Mensch und Vieh waren längst in Deckung gegangen, als die einsame Gestalt durch den Schatten des Kirchturms huschte, auf die Silhouette eines Häuschens zu, das sie im Licht der Laterne gerade noch ausmachen konnte. Sie klopfte hastig an die Tür und stürzte sich, ohne auf eine Antwort zu warten, in den Eingang.

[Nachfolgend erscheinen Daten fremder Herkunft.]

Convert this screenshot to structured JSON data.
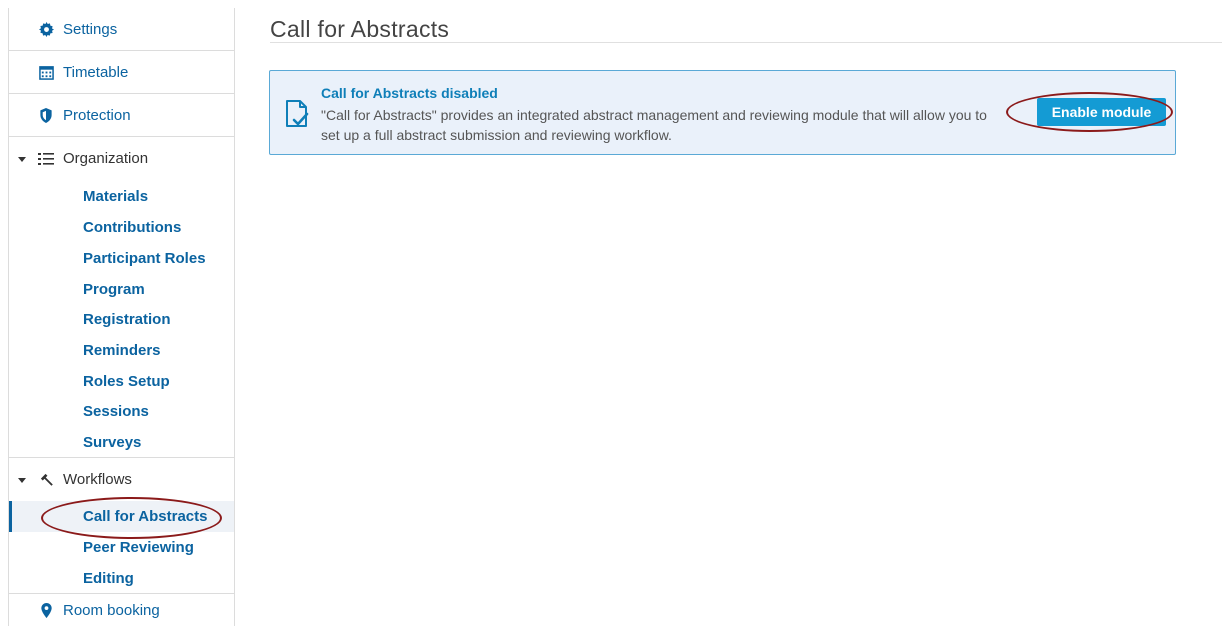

Dort warf sie ihren Umhang mit einer kurzen Schulterbewegung nach hinten, ungeachtet der Regentropfen, die in alle Richtungen flogen und Pfützen auf dem Steinboden des schmalen Flurs hinterließen.
»Maggie, bist du wach?«, rief sie durch den Flur. »Ich habe ein Geschenk für dich!«
Das einzige Lebenszeichen von ihrem Mann, das Lady Agnes Greenwold an dem Abend vernahm, an dem ihre zweite Tochter zur Welt kam, war das Klappern von Pferdehufen auf der Zufahrt. Es wurde immer leiser, bis es vom Sausen des Windes und vom Rauschen der Birken verschlungen wurde.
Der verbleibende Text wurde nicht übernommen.